São Paulo, quinta-feira, 8 de abril de 2010
Contagem sinistra
Governantes culpam a chuva por problemas que poderiam evitar, como mortes decorrentes de ocupações irregulares
A TEMPESTADE que alcançou o Rio de Janeiro entre a noite de segunda-feira e a manhã de terça, a maior já registrada na história da cidade, fez crescer uma contabilidade sinistra. Pelo menos 130 pessoas foram somadas ao total de vítimas das chuvas no país, que caem em volumes recordes desde as enchentes em Santa Catarina, no final de 2008. Já são mais de 390 vítimas fatais, considerando apenas esses dois Estados e São Paulo.
Quase sempre, a causa é a mesma. Moradores de áreas de risco são arrastados com suas casas pela terra que, encharcada, desce pelas encostas. Tão previsível quanto as chuvas do verão e os deslizamentos no acidentado terreno da costa brasileira é o discurso dos governantes. Anteontem, Eduardo Paes (PMDB) fez coro à ladainha.

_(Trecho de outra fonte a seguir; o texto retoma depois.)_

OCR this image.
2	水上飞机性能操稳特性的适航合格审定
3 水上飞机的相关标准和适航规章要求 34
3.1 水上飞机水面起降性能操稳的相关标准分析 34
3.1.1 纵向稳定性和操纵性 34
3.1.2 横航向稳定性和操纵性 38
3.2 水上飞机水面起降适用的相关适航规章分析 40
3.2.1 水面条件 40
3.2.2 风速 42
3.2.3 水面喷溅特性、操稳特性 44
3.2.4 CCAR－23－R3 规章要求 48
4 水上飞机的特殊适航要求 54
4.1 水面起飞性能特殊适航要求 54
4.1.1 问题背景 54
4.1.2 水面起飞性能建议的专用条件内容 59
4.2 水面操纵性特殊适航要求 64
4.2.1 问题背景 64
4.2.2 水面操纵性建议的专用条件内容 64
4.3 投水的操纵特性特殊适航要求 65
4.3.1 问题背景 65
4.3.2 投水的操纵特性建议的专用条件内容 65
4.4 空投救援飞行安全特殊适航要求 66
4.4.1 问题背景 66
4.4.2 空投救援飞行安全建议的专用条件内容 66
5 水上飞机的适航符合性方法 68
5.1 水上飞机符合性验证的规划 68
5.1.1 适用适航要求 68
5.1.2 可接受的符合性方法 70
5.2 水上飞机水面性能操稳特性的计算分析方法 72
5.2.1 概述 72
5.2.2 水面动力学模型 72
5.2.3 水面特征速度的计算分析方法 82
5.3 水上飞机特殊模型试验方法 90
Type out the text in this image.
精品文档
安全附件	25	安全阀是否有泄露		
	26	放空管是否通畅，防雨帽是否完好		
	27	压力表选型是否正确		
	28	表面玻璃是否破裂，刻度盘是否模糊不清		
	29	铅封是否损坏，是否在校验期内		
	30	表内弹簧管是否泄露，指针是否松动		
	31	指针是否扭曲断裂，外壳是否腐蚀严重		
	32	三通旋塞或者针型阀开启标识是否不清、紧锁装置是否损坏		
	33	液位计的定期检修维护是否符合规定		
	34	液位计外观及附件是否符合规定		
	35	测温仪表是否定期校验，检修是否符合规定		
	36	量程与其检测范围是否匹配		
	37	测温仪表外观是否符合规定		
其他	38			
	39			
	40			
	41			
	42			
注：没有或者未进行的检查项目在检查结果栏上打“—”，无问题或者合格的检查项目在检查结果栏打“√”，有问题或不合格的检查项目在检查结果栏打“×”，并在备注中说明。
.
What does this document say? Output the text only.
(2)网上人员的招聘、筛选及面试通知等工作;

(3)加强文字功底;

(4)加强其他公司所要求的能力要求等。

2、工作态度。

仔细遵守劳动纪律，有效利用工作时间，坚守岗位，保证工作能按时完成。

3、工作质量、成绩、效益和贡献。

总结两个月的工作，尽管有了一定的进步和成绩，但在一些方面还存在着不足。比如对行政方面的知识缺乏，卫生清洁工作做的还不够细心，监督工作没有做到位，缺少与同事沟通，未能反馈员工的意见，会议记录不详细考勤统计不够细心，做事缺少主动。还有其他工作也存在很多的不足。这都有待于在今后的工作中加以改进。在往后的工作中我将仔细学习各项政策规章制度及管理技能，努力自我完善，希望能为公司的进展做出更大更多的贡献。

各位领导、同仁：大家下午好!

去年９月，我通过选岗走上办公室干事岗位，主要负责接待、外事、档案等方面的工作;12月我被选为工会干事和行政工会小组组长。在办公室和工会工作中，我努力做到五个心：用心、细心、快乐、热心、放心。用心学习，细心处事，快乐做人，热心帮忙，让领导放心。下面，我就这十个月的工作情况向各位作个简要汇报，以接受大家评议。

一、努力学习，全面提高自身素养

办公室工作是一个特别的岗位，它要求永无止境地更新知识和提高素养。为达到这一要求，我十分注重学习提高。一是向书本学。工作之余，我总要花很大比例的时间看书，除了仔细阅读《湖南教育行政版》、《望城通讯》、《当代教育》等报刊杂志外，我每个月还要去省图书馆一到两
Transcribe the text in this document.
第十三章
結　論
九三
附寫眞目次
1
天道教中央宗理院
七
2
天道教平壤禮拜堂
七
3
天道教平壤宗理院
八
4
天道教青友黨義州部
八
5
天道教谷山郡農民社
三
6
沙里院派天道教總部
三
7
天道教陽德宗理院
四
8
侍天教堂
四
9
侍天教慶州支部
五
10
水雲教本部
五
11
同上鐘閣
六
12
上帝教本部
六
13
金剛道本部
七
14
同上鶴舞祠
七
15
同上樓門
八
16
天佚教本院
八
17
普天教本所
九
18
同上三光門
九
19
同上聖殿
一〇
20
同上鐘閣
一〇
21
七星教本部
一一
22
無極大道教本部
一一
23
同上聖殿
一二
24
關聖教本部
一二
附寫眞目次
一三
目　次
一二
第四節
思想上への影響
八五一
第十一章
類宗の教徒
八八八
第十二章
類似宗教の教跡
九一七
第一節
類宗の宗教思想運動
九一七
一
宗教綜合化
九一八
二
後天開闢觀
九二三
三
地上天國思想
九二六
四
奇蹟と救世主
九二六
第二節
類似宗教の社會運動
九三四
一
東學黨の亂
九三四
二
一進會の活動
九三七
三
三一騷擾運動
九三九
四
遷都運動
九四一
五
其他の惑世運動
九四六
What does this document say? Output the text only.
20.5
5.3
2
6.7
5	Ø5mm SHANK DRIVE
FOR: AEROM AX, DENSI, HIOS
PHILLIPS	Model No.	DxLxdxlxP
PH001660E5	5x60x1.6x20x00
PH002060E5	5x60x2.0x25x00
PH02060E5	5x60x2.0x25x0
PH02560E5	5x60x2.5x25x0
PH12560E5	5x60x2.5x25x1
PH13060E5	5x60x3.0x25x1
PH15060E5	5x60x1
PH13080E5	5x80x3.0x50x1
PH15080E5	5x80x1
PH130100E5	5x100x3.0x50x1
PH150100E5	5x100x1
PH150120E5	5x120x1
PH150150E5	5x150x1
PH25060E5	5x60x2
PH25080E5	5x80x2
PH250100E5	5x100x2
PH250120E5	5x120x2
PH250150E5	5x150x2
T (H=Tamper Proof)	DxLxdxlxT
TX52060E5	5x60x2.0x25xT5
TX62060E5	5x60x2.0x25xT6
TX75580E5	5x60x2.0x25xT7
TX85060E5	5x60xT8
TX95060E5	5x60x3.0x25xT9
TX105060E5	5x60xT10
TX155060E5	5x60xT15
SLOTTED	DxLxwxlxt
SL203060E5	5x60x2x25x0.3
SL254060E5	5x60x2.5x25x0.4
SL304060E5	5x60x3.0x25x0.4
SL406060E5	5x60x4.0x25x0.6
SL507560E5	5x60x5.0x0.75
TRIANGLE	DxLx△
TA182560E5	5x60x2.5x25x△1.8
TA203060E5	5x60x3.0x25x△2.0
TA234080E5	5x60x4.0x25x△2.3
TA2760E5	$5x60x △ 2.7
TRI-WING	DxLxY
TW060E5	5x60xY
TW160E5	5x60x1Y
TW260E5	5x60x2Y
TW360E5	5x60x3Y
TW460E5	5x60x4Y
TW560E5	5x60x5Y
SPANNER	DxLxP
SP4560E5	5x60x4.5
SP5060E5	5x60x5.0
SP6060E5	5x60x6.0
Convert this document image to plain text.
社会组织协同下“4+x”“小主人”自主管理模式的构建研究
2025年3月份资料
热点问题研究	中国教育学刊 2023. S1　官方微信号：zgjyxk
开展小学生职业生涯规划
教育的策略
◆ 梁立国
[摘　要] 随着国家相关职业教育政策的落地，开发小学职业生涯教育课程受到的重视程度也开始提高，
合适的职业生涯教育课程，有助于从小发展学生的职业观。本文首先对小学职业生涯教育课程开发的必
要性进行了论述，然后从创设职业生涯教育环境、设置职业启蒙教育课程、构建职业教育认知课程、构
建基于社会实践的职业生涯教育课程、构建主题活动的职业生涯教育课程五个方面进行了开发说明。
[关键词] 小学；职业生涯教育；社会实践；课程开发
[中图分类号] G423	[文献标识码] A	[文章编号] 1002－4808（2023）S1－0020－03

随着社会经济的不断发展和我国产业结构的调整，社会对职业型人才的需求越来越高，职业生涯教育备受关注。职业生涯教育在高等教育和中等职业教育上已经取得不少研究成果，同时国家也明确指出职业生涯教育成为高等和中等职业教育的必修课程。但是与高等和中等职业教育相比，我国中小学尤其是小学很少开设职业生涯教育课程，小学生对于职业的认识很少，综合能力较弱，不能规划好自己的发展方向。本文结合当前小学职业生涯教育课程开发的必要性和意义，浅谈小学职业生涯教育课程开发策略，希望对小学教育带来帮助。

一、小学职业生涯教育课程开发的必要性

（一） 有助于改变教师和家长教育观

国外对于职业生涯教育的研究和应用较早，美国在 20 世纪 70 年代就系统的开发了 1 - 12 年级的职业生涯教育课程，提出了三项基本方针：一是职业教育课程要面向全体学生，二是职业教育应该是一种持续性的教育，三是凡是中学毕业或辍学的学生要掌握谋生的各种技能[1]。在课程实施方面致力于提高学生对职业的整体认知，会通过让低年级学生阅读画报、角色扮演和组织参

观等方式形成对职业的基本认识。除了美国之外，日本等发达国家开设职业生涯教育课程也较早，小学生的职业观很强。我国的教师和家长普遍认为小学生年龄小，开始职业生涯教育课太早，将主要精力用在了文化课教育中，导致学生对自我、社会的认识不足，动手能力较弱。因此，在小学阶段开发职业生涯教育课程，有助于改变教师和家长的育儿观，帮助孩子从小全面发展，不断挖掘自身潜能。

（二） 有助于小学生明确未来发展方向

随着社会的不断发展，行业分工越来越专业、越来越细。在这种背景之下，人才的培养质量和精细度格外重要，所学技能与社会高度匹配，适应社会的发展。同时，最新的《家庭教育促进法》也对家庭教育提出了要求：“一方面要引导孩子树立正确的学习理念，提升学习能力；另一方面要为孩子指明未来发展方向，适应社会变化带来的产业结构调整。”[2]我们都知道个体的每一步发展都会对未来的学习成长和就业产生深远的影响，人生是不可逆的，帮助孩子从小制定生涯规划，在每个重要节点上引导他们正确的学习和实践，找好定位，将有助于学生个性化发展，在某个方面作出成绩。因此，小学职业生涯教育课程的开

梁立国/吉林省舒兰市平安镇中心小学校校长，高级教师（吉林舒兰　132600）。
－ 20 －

O temporal foi atípico, disse o prefeito do Rio. Nenhum planejamento seria suficiente para impedir os estragos causados por tamanha precipitação pluviométrica. "Não há galeria pluvial limpa que resista a essa quantidade de chuvas", argumentou.
As explicações, repetitivas, embaralham problemas distintos, que ensejam graus variados de intervenção do poder público. Paes tem razão ao salientar que não é possível passar por eventos climáticos extremos como esse sem algum tipo de dano à cidade. Ruas alagadas, caos no trânsito, transtornos para os cidadãos são, de fato, muitas vezes inevitáveis. Tantas mortes, não.
Um dos aspectos mais cruéis da série de tempestades que vem afetando a vida de milhões de brasileiros está no fato de seus efeitos mais graves resultarem de problemas conhecidos e passíveis de serem solucionados.
As vítimas moravam em locais inapropriados, e caberia ao Estado impedir que estivessem ali. Há décadas são ignorados os problemas habitacionais da população mais pobre das grandes cidades. Ao mesmo tempo, acordos tácitos entre a demagogia de governantes e a carência da população transformaram improvisos ilegais em situações de fato.
Mesmo em áreas onde a construção é permitida, mas que chuvas intensas podem tornar perigosas, um sistema eficiente de alerta, capaz de evacuar a população sempre que a precipitação ultrapasse determinados limites, poderia prevenir tragédias.
Reportagem de ontem nesta Folha revelou que faltam monitoramento e atualização mais frequentes aos mapas geotécnicos das áreas de risco no Rio.
Tais cartas são imprescindíveis para que se comece a separar problemas "naturais" advindos das chuvas daqueles que podem ser evitados com planejamento e intervenção do poder público. A persistência da confusão entre os dois aspectos só interessa aos incompetentes.